Dead Men Are Dangerous

This bears directly on Antonioni’s Professione: Reporter as the tale of a failed writer who trades identities with a corpse in possession of a diary that incriminates a London bigwig.

A sterling nightmare, delicately handled, a case of murder for which who should be sought but the writer, whose works are now in posthumous demand.

The fool chucks the diary away like his rejected second manuscript and prepares to leave the country, but there’s a demand for it, too, that diary.

His publisher admires his writing, “almost brilliant”, and blames “market conditions”.

Hyde Park figures centrally.

Halliwell’s Film Guide describes it as “lethargic”.

 

The Day Will Dawn

A London newspaper sends its equine sports reporter (Hugh Williams) to cover the war from Norway.

His rapidly-acquired knowledge serves the Admiralty well, he’s volunteered to parachute in again and pinpoint submarine pens camouflaged within a fjord.

He’s about to be executed along with hostages and the Norwegian girl he loves (Deborah Kerr) when a raid by British troops in landing craft sweeps the town.

Poland is identified as not merely the start of the war in Europe but its emblem, Nazis and Quislings screen a propaganda film on the fighting to intimidate Norwegian government officials before the invasion.

A very convincing picture of barbarity unleashed on the continent and the seas, with the correspondent a stand-in for all the prisoners of the Nazi regime who fight and endure.

The musical challenge at the Blĺ Tonne comes a little before the one in Casablanca and ends with a brawl.

 

Secret Mission

To Occupied France, kept secret from the audience until the British and one Free French soldier are in St. Antoine, to discover the German forces and incidentally locate an underground aerodrome and also liberate a captured airman.

In other words, to be in France.

This work of genius is quite typical of its director.

Radio Times is impossible, “a modicum of excitement... embarrassingly twee... unremarkable fare...”

Halliwell’s Film Guide reports that it is “stilted”.

The Polish armored searchlight car appropriated by the Nazis to belabor French sleep with Tannhäuser is a great precedent for the Martian war machines in Haskin’s The War of the Worlds.

 

The Blind Goddess

Frank Capra’s Mr.
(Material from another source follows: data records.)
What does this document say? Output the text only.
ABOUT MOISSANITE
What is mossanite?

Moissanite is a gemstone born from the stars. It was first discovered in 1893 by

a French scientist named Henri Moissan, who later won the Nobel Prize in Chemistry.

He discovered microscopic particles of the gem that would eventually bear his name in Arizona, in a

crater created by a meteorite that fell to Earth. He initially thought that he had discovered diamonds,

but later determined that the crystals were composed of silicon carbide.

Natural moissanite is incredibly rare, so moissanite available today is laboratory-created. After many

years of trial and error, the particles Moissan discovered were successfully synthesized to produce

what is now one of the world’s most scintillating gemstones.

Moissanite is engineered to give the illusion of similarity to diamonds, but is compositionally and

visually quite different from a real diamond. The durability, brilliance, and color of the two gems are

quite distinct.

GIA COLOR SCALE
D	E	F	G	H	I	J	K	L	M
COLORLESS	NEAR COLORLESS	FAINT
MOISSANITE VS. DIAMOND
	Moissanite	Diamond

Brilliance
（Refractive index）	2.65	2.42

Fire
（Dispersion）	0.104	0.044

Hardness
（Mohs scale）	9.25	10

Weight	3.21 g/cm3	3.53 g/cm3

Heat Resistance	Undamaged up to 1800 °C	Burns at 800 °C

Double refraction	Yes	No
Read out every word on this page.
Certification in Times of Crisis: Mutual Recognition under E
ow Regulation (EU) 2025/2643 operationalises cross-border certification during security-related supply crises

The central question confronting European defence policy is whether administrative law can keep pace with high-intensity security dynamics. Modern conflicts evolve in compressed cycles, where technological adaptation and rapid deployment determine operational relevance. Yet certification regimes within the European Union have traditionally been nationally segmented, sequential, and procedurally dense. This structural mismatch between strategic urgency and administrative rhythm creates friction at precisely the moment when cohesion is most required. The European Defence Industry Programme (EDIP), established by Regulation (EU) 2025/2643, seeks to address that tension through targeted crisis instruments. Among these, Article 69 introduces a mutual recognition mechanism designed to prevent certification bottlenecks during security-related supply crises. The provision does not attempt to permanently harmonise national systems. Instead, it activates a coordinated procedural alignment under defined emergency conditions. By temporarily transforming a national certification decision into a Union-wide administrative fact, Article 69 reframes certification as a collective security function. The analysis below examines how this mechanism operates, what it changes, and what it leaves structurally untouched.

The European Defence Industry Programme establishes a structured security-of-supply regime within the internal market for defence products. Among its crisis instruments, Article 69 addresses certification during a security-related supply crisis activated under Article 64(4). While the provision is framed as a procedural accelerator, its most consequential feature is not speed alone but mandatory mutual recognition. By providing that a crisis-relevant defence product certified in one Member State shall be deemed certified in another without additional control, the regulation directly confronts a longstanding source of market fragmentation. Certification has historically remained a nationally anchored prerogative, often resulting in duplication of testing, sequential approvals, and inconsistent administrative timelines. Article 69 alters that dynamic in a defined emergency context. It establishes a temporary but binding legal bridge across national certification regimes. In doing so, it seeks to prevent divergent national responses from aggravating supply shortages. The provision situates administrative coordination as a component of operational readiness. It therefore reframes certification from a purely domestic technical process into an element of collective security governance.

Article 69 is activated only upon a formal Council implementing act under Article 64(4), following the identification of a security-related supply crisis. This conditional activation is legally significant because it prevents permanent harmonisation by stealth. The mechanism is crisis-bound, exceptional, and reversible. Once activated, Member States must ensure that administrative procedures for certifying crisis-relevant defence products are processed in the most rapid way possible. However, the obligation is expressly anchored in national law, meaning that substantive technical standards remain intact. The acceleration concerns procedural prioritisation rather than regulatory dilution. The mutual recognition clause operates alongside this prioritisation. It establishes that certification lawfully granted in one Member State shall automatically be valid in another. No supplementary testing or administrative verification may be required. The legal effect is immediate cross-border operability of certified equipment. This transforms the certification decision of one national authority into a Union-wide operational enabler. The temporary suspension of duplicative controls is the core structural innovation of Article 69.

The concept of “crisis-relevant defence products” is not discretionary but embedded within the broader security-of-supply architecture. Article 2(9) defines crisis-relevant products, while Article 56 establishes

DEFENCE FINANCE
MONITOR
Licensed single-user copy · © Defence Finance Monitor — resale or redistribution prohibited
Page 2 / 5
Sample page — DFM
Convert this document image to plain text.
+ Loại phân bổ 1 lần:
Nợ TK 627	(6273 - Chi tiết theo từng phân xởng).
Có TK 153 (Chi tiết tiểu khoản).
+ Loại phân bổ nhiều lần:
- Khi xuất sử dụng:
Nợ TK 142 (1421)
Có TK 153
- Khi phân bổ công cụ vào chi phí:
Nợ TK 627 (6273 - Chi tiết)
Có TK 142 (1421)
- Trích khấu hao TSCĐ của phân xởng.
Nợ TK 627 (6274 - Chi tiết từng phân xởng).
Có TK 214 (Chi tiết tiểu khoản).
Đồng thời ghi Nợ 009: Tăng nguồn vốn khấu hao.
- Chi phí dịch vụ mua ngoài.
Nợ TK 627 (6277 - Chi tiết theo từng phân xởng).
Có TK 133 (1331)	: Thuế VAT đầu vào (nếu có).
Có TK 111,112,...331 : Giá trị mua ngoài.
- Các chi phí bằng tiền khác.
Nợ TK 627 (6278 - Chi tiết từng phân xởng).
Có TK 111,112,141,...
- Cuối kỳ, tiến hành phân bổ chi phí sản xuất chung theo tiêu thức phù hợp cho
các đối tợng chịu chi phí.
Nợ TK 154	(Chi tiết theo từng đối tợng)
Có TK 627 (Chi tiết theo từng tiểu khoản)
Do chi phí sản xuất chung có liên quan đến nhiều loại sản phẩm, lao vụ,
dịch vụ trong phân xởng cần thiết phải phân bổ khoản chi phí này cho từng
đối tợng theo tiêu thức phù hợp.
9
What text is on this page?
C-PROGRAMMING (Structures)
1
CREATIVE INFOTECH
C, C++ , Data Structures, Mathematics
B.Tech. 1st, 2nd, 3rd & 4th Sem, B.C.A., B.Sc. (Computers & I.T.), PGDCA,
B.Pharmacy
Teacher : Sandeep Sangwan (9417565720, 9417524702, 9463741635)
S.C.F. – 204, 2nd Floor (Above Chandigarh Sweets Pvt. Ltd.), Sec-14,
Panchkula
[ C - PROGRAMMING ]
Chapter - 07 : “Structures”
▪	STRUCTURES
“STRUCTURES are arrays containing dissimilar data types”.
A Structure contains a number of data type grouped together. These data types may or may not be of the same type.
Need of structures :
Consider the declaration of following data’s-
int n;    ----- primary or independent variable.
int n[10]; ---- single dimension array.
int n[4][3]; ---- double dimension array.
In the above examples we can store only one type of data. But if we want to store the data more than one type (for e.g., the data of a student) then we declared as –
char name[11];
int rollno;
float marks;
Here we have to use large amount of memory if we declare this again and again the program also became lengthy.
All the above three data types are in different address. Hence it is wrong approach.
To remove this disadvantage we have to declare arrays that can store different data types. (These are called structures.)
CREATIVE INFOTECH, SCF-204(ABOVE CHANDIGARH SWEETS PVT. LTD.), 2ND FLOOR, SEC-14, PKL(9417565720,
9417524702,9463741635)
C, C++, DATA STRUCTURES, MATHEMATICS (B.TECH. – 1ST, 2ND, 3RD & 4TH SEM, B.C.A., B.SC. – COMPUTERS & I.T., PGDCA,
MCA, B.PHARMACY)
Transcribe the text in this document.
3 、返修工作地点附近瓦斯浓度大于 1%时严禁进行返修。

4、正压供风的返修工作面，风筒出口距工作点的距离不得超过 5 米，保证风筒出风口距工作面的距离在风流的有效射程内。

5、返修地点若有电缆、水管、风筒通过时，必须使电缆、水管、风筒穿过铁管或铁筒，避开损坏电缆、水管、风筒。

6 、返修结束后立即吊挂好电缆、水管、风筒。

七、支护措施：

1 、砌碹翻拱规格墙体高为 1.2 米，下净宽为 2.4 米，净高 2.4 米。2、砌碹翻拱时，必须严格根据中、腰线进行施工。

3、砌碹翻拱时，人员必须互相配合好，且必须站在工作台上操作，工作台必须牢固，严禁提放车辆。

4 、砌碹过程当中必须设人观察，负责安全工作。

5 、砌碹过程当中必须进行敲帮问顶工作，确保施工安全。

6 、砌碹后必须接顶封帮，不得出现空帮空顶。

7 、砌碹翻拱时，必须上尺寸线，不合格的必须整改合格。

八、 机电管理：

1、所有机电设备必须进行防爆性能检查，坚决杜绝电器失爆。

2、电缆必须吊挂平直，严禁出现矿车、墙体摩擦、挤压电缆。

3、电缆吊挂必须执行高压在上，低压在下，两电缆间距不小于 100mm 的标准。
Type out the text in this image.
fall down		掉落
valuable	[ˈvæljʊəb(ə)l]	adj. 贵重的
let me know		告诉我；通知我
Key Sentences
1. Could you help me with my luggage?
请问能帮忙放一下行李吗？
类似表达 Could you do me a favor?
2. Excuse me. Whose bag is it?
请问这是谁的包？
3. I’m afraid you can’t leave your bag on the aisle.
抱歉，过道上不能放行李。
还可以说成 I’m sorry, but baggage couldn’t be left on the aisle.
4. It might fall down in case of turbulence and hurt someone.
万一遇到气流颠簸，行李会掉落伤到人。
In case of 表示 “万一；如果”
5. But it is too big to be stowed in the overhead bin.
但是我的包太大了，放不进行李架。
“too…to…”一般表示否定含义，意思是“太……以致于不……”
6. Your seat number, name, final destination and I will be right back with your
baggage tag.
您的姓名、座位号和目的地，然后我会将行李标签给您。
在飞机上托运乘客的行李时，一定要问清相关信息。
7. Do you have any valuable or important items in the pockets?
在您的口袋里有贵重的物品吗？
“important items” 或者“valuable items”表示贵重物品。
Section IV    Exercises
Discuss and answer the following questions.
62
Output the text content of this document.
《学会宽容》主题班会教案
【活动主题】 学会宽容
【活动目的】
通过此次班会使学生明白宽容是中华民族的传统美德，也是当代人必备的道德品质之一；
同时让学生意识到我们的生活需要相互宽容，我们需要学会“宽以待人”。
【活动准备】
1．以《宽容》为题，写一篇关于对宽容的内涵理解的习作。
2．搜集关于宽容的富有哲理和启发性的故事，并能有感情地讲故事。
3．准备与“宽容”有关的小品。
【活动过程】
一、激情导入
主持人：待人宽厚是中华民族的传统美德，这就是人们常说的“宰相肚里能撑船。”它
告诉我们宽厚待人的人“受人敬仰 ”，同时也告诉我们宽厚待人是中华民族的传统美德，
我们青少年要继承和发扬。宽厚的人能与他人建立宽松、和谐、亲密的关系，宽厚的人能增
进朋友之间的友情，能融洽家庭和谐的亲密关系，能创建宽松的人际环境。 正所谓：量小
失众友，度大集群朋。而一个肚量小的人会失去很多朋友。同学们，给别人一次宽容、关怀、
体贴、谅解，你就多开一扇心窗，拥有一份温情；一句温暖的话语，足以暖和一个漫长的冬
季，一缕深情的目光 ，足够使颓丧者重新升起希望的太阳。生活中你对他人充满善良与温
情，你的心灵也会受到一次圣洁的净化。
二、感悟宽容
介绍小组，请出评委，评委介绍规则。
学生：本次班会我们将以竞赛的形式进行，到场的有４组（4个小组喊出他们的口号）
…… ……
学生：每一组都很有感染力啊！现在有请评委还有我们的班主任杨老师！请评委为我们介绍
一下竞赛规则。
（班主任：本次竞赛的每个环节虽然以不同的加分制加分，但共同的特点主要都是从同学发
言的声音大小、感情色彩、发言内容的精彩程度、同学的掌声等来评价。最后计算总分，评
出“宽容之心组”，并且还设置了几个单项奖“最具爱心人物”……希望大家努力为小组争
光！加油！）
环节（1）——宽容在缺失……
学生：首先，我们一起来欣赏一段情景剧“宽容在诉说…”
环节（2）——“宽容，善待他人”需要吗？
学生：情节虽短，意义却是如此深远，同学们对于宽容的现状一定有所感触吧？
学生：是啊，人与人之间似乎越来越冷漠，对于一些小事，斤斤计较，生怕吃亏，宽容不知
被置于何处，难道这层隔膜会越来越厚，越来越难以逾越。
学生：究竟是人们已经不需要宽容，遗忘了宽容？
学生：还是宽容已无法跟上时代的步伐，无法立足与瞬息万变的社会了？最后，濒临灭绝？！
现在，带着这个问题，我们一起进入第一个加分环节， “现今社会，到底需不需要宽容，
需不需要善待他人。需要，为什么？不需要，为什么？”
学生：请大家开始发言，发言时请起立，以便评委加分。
Smith Goes to Washington understood after the war as a libel case in England.

Michael Denison, as in Lawrence Huntington’s The Franchise Affair, is a useful simulacrum of James Stewart to identify the thing.

The graft involves U.N. funds for displaced persons.

A.W. of the New York Times pronounced it “merely myopic and rather routine.”

“A glimpse of the hell that must have been 1948” (Time Out Film Guide).

Halliwell’s Film Guide chimes in with A.W.

 

Adam and Evelyne

Many a film goes into Minnelli’s Gigi, Renoir & Dieudonné’s Catherine, for example, and De Sica’s Teresa Venerdě, this is a prime specimen and particularly close to the finished result.

The “shimmy game” leads to a speculation as Robin and the 7 Hoods (dir. Gordon Douglas) before French settles down (with Erich Pommer’s Vessel of Wrath) to the eventual proposition.

 

The Man Who Watched Trains Go By

A beautiful masterpiece in Technicolor cinematography by Otto Heller, very closely related to such a work as Lang’s Scarlet Street, on an altogether different theme in a way. It means nothing to keep the books at a three-hundred-year-old firm in Groningen, the boss simply burns them, liquidates the firm, and lights out.

Thus we have the wider European economy to consider, as one might say. The chief clerk, a humble man and good at his job, sees that accounts are balanced.

This seemed to Bosley Crowther of the New York Times “implausible” and the film a “rattler”.

“Modest miscast Simenon,” says Halliwell’s Film Guide, “not exactly badly made but with no spark of excitement or suspense.”

The score by Benjamin Frankel demands mention.

Variety complimented the cast, Tom Milne (Time Out Film Guide) considered Claude Rains “perfectly cast” but “the film degenerates”, he said, “into crude, predictable melodrama,” alas.

The curious structure of Furie’s The Naked Runner might have its remote origins here.